The United States Copyright Office is launching a rare round of public comment on rules that bar people from breaking through digital copy-protection technology on works such as music, movies, software or electronic books. Regulators aren't looking to change the law, but they are looking for public suggestions on what kinds of activity should be legalized in spite of the rules.
This is only the second time in the controversial law's five-year history that the public has been able to pitch in with suggestions for exceptions. Critics of the law say they will use the opportunity to draw wider public attention to the way its restrictions can affect ordinary people.
"Outside the copyright community, most people don't know this exists," said Fred von Lohmann, a staff attorney with the Electronic Frontier Foundation, a digital civil liberties group. "We're already planning to submit comments and organize comments by others. We're hoping that by the time the December deadline rolls around, a lot more people will be aware of this."
The portion of copyright law coming under the public microscope is the so-called anti-circumvention clause of the Digital Millennium Copyright Act, which bars people from circumventing "technological measure that effectively controls access to a work," as well as creating or distributing tools to do the same.

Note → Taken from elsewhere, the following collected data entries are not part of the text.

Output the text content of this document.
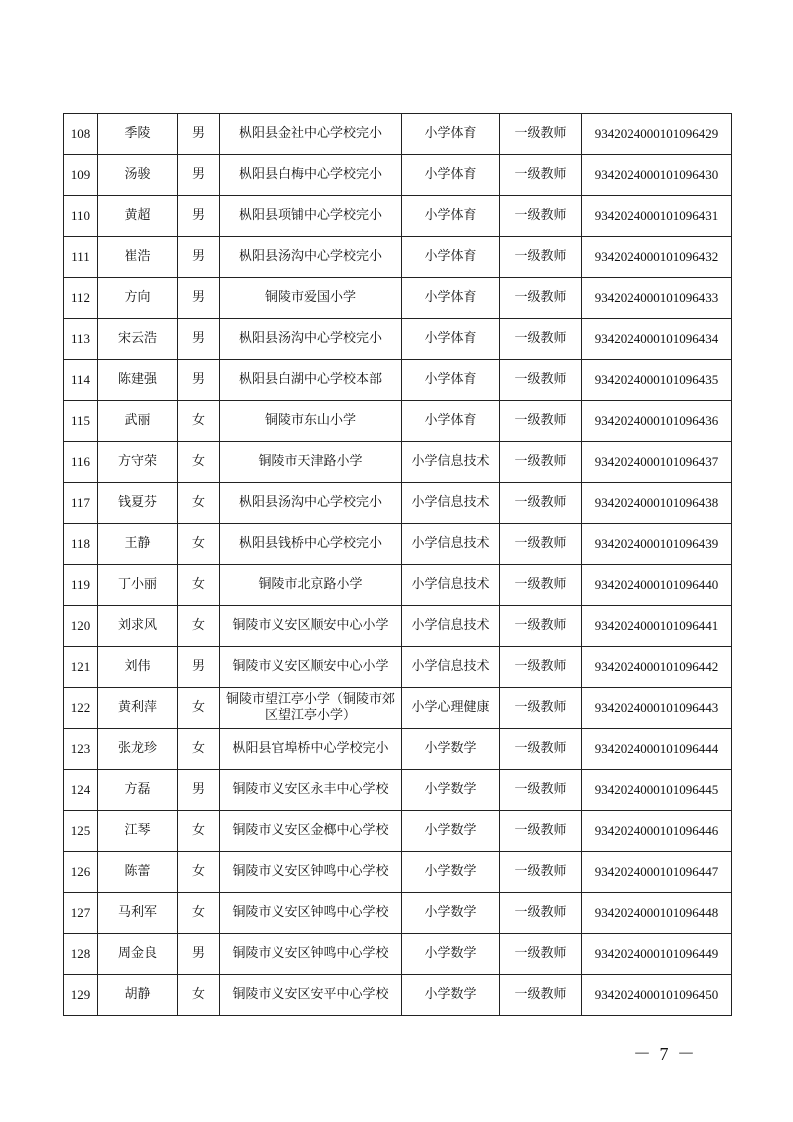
108	季陵	男	枞阳县金社中心学校完小	小学体育	一级教师	9342024000101096429
109	汤骏	男	枞阳县白梅中心学校完小	小学体育	一级教师	9342024000101096430
110	黄超	男	枞阳县项铺中心学校完小	小学体育	一级教师	9342024000101096431
111	崔浩	男	枞阳县汤沟中心学校完小	小学体育	一级教师	9342024000101096432
112	方向	男	铜陵市爱国小学	小学体育	一级教师	9342024000101096433
113	宋云浩	男	枞阳县汤沟中心学校完小	小学体育	一级教师	9342024000101096434
114	陈建强	男	枞阳县白湖中心学校本部	小学体育	一级教师	9342024000101096435
115	武丽	女	铜陵市东山小学	小学体育	一级教师	9342024000101096436
116	方守荣	女	铜陵市天津路小学	小学信息技术	一级教师	9342024000101096437
117	钱夏芬	女	枞阳县汤沟中心学校完小	小学信息技术	一级教师	9342024000101096438
118	王静	女	枞阳县钱桥中心学校完小	小学信息技术	一级教师	9342024000101096439
119	丁小丽	女	铜陵市北京路小学	小学信息技术	一级教师	9342024000101096440
120	刘求风	女	铜陵市义安区顺安中心小学	小学信息技术	一级教师	9342024000101096441
121	刘伟	男	铜陵市义安区顺安中心小学	小学信息技术	一级教师	9342024000101096442
122	黄利萍	女	铜陵市望江亭小学（铜陵市郊区望江亭小学）	小学心理健康	一级教师	9342024000101096443
123	张龙珍	女	枞阳县官埠桥中心学校完小	小学数学	一级教师	9342024000101096444
124	方磊	男	铜陵市义安区永丰中心学校	小学数学	一级教师	9342024000101096445
125	江琴	女	铜陵市义安区金榔中心学校	小学数学	一级教师	9342024000101096446
126	陈蕾	女	铜陵市义安区钟鸣中心学校	小学数学	一级教师	9342024000101096447
127	马利军	女	铜陵市义安区钟鸣中心学校	小学数学	一级教师	9342024000101096448
128	周金良	男	铜陵市义安区钟鸣中心学校	小学数学	一级教师	9342024000101096449
129	胡静	女	铜陵市义安区安平中心学校	小学数学	一级教师	9342024000101096450
－ 7 －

That law has been used by Hollywood in attempts to keep the DeCSS software program, which can be used in the process of copying DVDs, off the Web. It was the trigger for the FBI's arrest of Dmitry Sklyarov, a Russian programmer who had helped create technology that could crack Adobe Systems' e-book protections.
Free-speech advocates have challenged the constitutionality of the law, and the last round of public comments on the anti-circumvention clause three years ago drew an avalanche of comments from critics.
However, the copyright office says it has only a very limited scope to define exceptions to the law. In the last round, it carved out just two activities that could be exempted from the law. People could break through encryption on lists of Web sites blocked by Web filtering programs and could break protection on software or other "literary works" in cases where the copy control was obsolete or interfering with the functioning of the program, the office said.
This time around, the office is again asking for specific examples of cases where the law's restrictions cause "actual instances of verifiable problems occurring in the marketplace." Inconvenience or "theoretical critiques" are not enough, the office warned.
Von Lohmann cited several examples of types of activity that might merit exemption, including the "clean flicks" practice in which people delete scenes deemed objectionable from Hollywood movies and rent these movies to parents or other concerned viewers.